He noted more than 80% of OWG's revenue is derived from Genting Highlands and is a high-growth food and beverages (F&B) theme park proxy for the GITP.
"Higher visitation will result in strong earnings per share (EPS) growth of 46% to 47% in financial year 2016 (FY16) and financial year 2017 (FY17) for OWG," Tan said.
According to the house, OWG’s current F&B space in Genting is 30,000 sq ft.
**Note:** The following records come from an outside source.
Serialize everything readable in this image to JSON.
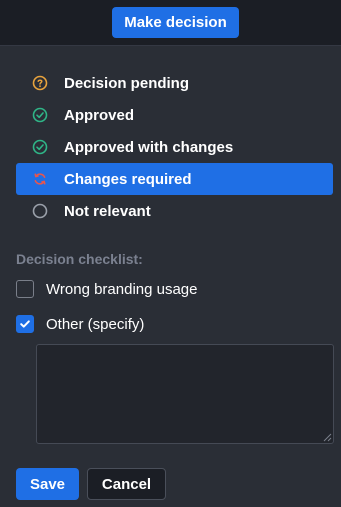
{
  "header": {
    "make_decision_label": "Make decision"
  },
  "statuses": [
    {
      "label": "Decision pending",
      "icon": "question-circle-icon",
      "color": "#e8a33d",
      "selected": false
    },
    {
      "label": "Approved",
      "icon": "check-circle-icon",
      "color": "#2fb587",
      "selected": false
    },
    {
      "label": "Approved with changes",
      "icon": "check-circle-icon",
      "color": "#2fb587",
      "selected": false
    },
    {
      "label": "Changes required",
      "icon": "refresh-icon",
      "color": "#e5564f",
      "selected": true
    },
    {
      "label": "Not relevant",
      "icon": "empty-circle-icon",
      "color": "#9aa0aa",
      "selected": false
    }
  ],
  "checklist": {
    "title": "Decision checklist:",
    "items": [
      {
        "label": "Wrong branding usage",
        "checked": false
      },
      {
        "label": "Other (specify)",
        "checked": true
      }
    ],
    "other_text": ""
  },
  "actions": {
    "save_label": "Save",
    "cancel_label": "Cancel"
  },
  "colors": {
    "accent": "#1f6fe5",
    "panel": "#2a2e36",
    "background": "#1b1e25"
  }
}
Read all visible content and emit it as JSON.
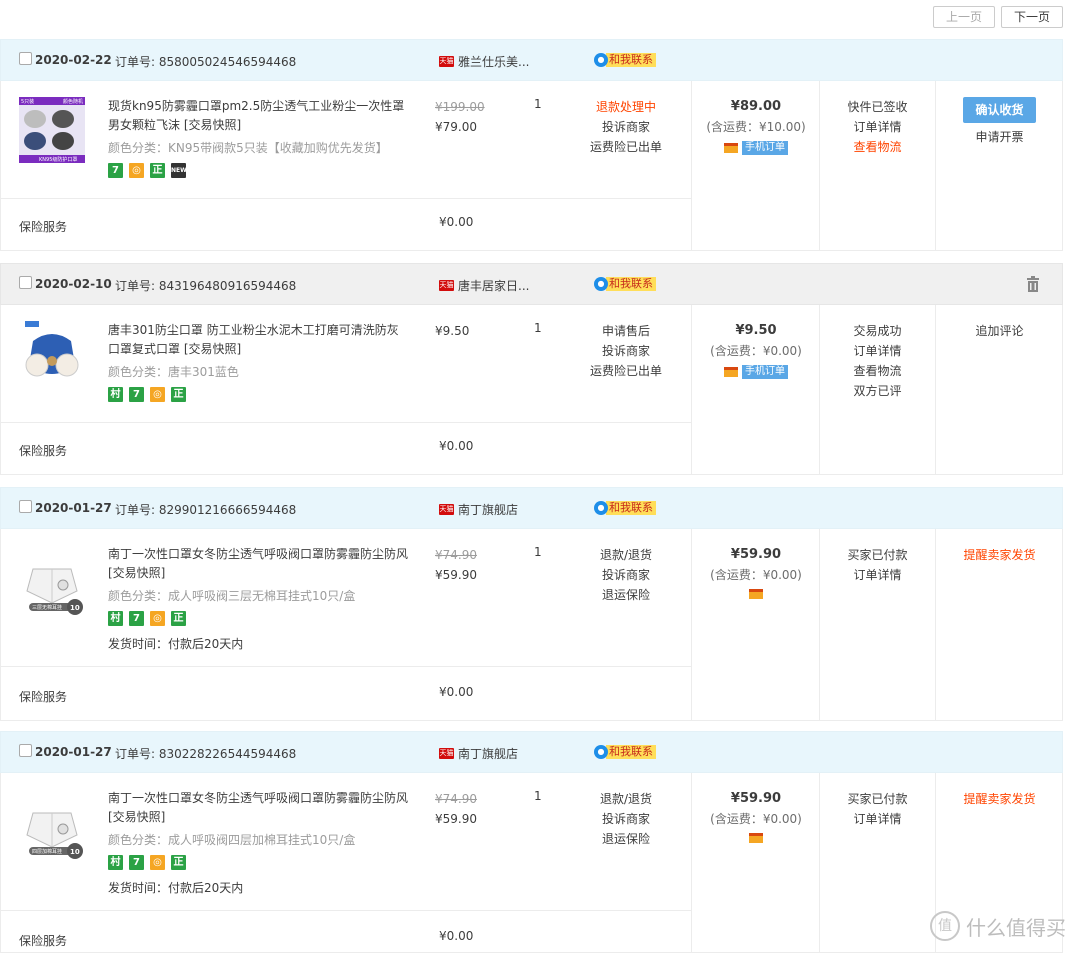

The group is believed to stand a high chance of securing additional prime space in the 400,000 sq ft new retail space to be launched at Sky Avenue Plaza this year.
Apart from GITP, Tan highlighted that OWG also won a tender to undertake the revitalisation project for the Komtar Tower in Penang.
"The projects will involve a transformation of the building’s top five floors into high-end commercial retail, F&B and a tourist observation deck and OWG was granted an up-to 60-year concession to operate the F&B and other outlets on these floors in exchange," Tan said.
"The crown jewel, in our view, is the potential tourist receipts from the observation deck, given that Penang is a major tourist destination," he added.
Tan said OWG's earnings in financial year 2015 (FY15) will be flat due to the ongoing renovation works in Genting and Komtar but investors should focus on earnings from FY16 onwards.
"We pegged our target price to earnings ratio (P/E) for OWG at 19 times, a 20% discount to the target P/E of its larger F&B peers, Berjaya Food and 7-11 of 23.7 times, to reflect a liquidity discount and smaller market capitalisation," he added.